Üyelerimizin sorunlarını yerinde görmek ve çözüm için yerindelik ilkesini işletmek amacıyla yapılan Doğu ve Güneydoğu büyük saha çalışmasının Diyarbakır ayağında İl Sağlık Kamu Hastaneleri Hizmetleri Başkanı  Opr. Dr. Abidin Tüzün, İl Sağlık Müdürü Dr. Cihan Tekin, Aile ve Sosyal Hizmetler İl Müdürü Muzaffer Akçam ziyaret edildi.

Genel Başkanımız Devlet Sert ve beraberindeki heyet il müdürlükleri ve kurumları ziyaret ederken, kurum çalışanları ile de bir araya geldi.

İl Müdürlerini makamında ziyaret eden Genel Başkan Devlet Sert, Diyarbakır’da görev yapan sağlık ve sosyal hizmet emekçisi üyelerimizin sorunlarını, çalışma koşullarını, işyerlerinden kaynaklanan sıkıntıları gündeme getirdi ve sendikal çözüm önerilerimizi sundu.

Başkan Sert ziyaretler sırasında sendikamızın faaliyetlerinden, imzalanan toplu iş sözleşmelerinden ve TSİ’lere ilişkin uygulamadan kaynaklanan sıkıntılarını da dile getirdi. Genel Başkan Devlet Sert, sorunların çözümü konusunda bazı il müdürlüklerinde başlatılan komisyon çalışmaları hakkında da bilgi verdi.

DİYARKABIR’DA TEMSİLCİLERİMİZLE SORUNLARIMIZI MASAYA YATIRDIK

Diyarbakır temasları çerçevesinde kurumlarda görev yapan temsilcilerimizle de geniş katılımlı bir toplantı düzenlendi.

Sendikamız Diyarbakır Şube Başkanı  Mehmet Aküzüm toplantının açılışında yaptığı konuşmada, “Bugün sizlerin sorunlarını, sıkıntılarını Başkanımızla yapacağımız istişare sonucu inşallah detaylı bir şekilde ele alacağız. Başkanıma bu anlamlı ziyaretinden dolayı şahsım adına, sizler adına, ekibim adına teşekkür ediyorum” dedi.

“HİZMET SENDİKACILIĞI YAPANLAR AYAKTA KALACAK, SAHADA OLMAYA DEVAM EDECEĞİZ”

HAK-İŞ Diyarbakır İl Başkanı Ahmet Dinç’in de katıldığı toplantıda temsilcilere hitap eden Genel Başkanımız Devlet Sert, “Sendikacılık artık eski alışkanlıklar ile yürümüyor, bunu gören, sahada işçiyle üye ile sırt sırta veren, hizmet sendikacılığı yapanlar ayakta kalacak.  Biz sahadayız ve olmaya devam edeceğiz” dedi.
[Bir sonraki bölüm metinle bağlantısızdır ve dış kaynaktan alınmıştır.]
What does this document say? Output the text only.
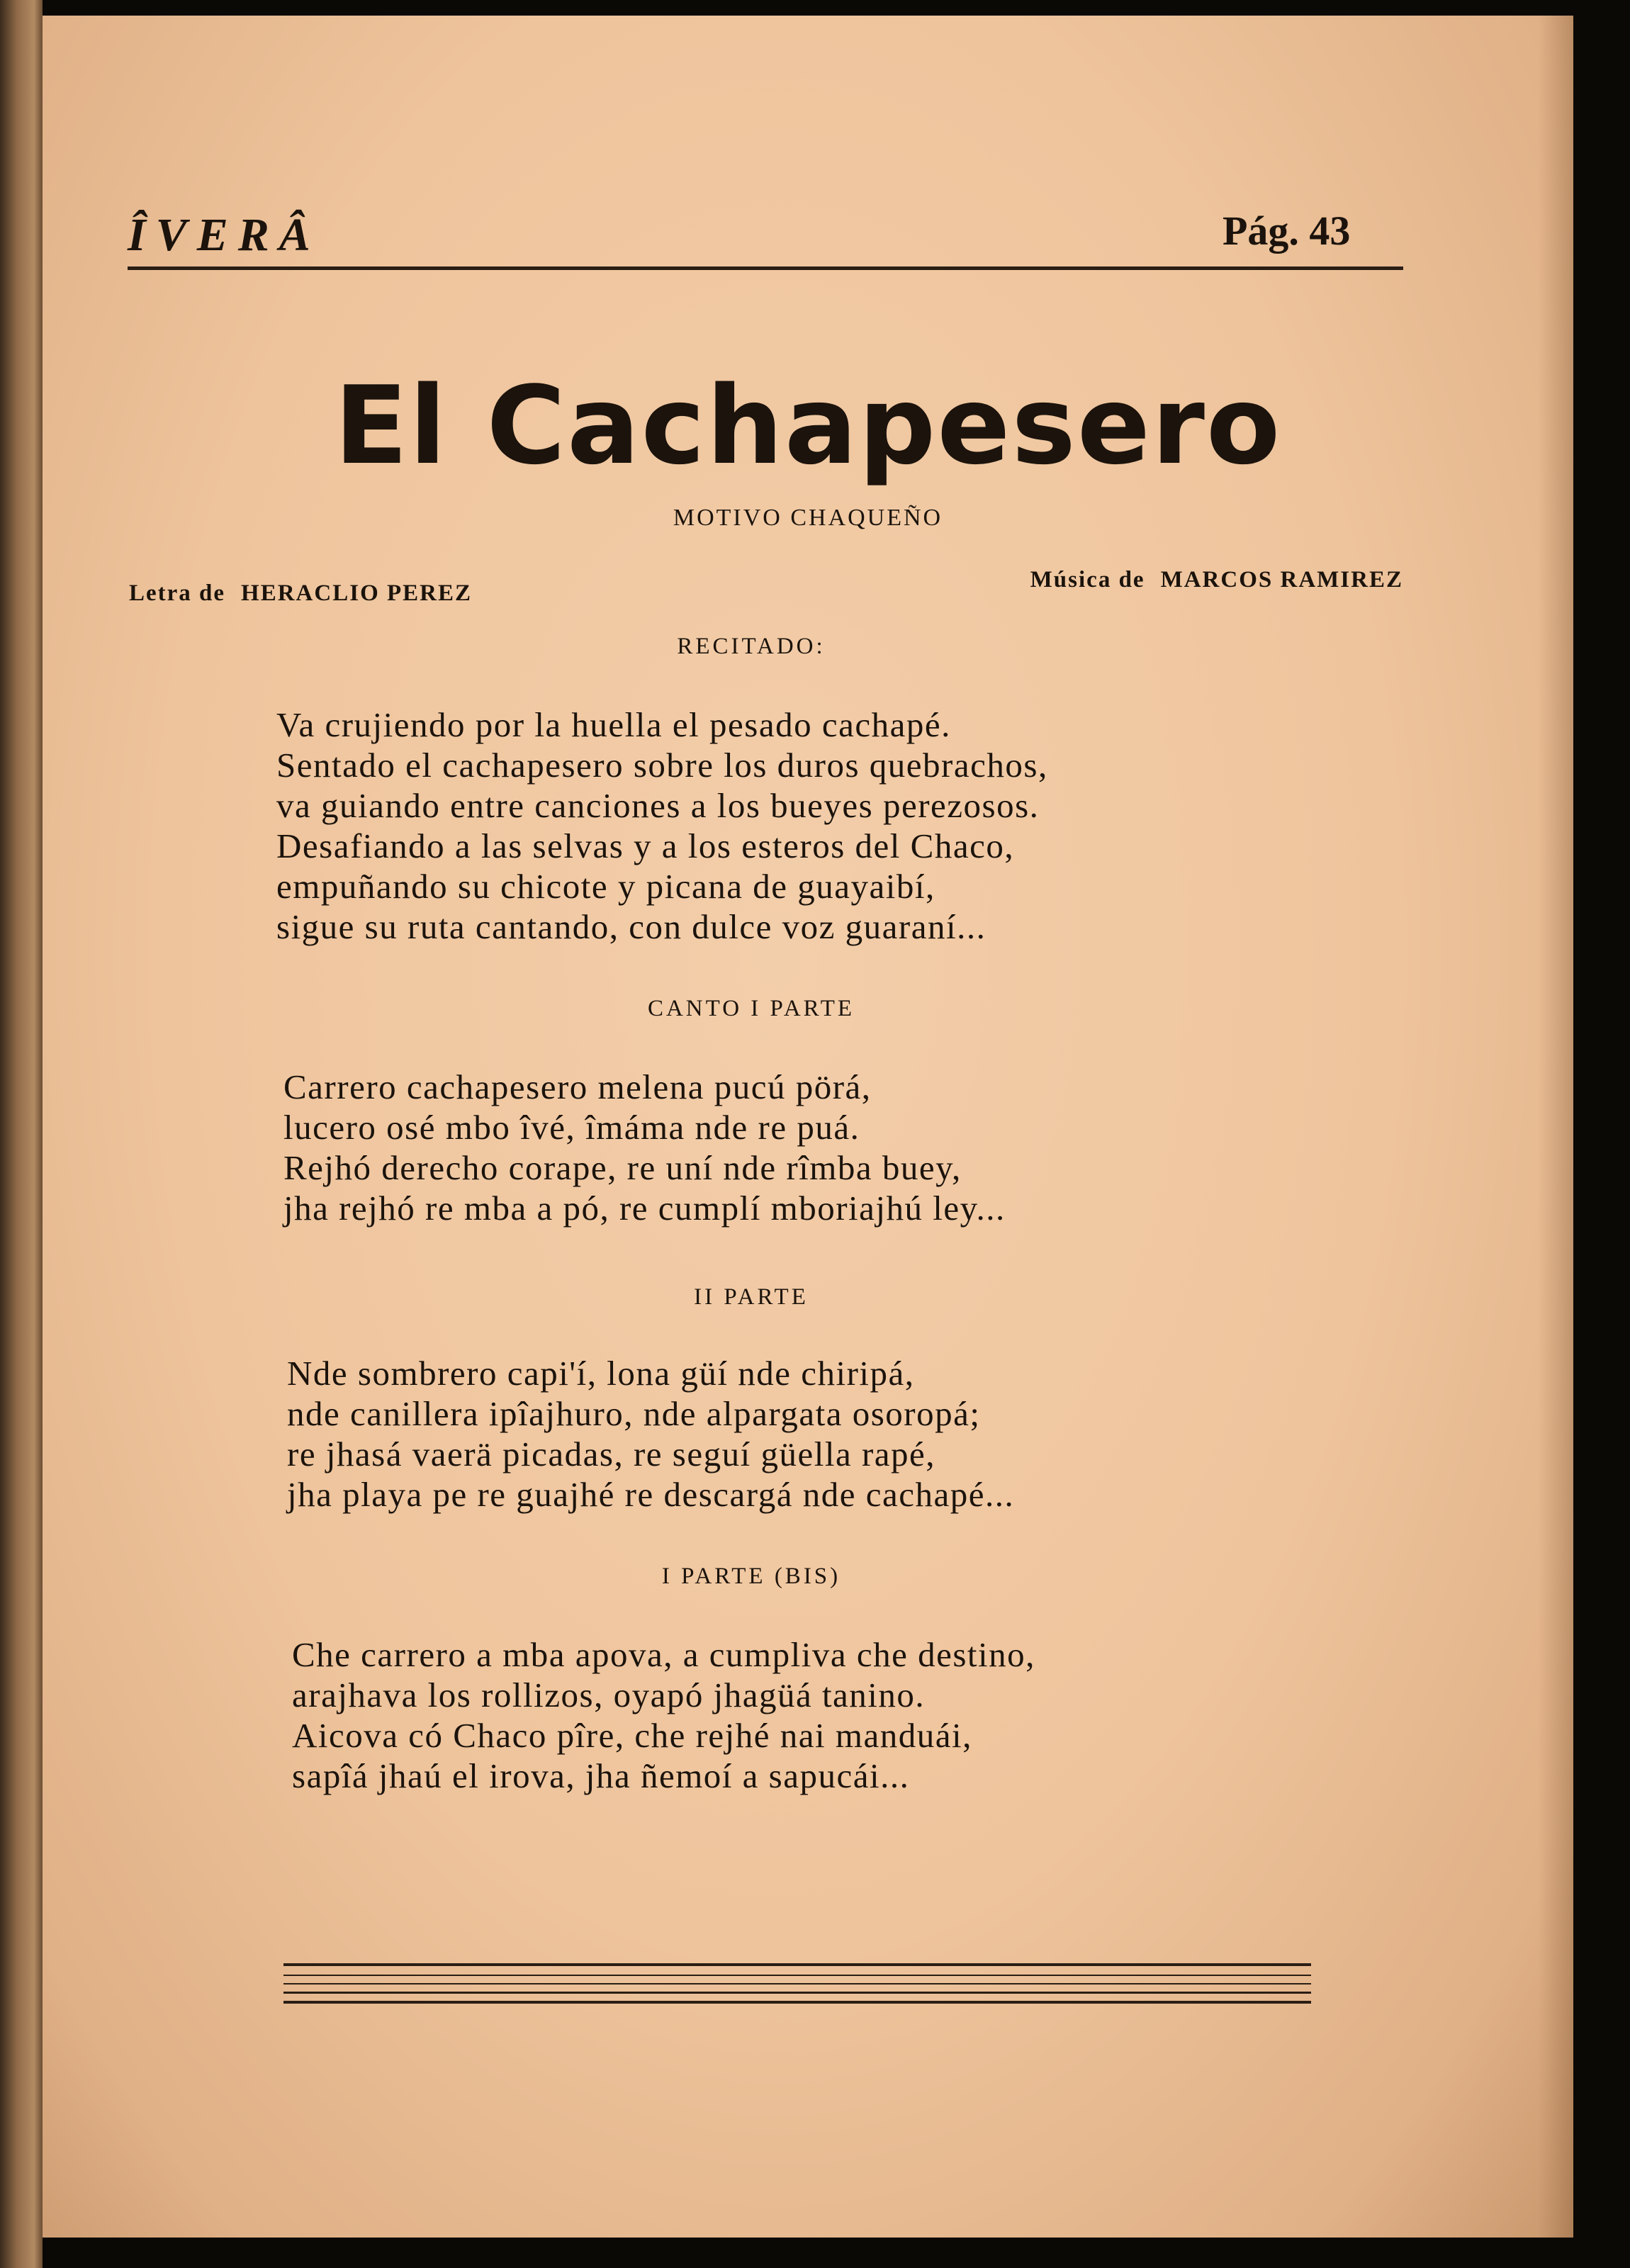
ÎVERÂ	Pág. 43
El Cachapesero
MOTIVO CHAQUEÑO
Letra de HERACLIO PEREZ
Música de MARCOS RAMIREZ
RECITADO:
Va crujiendo por la huella el pesado cachapé.
Sentado el cachapesero sobre los duros quebrachos,
va guiando entre canciones a los bueyes perezosos.
Desafiando a las selvas y a los esteros del Chaco,
empuñando su chicote y picana de guayaibí,
sigue su ruta cantando, con dulce voz guaraní...
CANTO I PARTE
Carrero cachapesero melena pucú pörá,
lucero osé mbo îvé, îmáma nde re puá.
Rejhó derecho corape, re uní nde rîmba buey,
jha rejhó re mba a pó, re cumplí mboriajhú ley...
II PARTE
Nde sombrero capi'í, lona güí nde chiripá,
nde canillera ipîajhuro, nde alpargata osoropá;
re jhasá vaerä picadas, re seguí güella rapé,
jha playa pe re guajhé re descargá nde cachapé...
I PARTE (BIS)
Che carrero a mba apova, a cumpliva che destino,
arajhava los rollizos, oyapó jhagüá tanino.
Aicova có Chaco pîre, che rejhé nai manduái,
sapîá jhaú el irova, jha ñemoí a sapucái...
Sözlerine katılımcıları selamlayarak başlayan Genel Başkan Sert şunları söyledi:

“Sendikacılık mesleği zor, meşakkatli, özveri isteyen ve mesai hesabı yapılmadan üstlenilecek bir görevdir.  Sizler zaten bunu yaşıyor, görüyorsunuz. Madem bizler bu işin temsilciliğini yapıyoruz, madem şube yöneticiliğini yapıyoruz gece gündüz koşmak zorundayız. Her zaman söylediğimiz bir laf var; terlemeden, dert edinmeden yol almak mümkün değil arkadaşlar. Eskiden masa başı sendikacılık yapılarak sorunlar masada çözülmeye çalışılırdı, artık masa başı sendikacılık dönemi bitti.

“GENÇ BİR SENDİKAYIZ, YÜKSEK ENERJİ İLE ÇALIŞIYORUZ, 24 SAAT YETMİYOR”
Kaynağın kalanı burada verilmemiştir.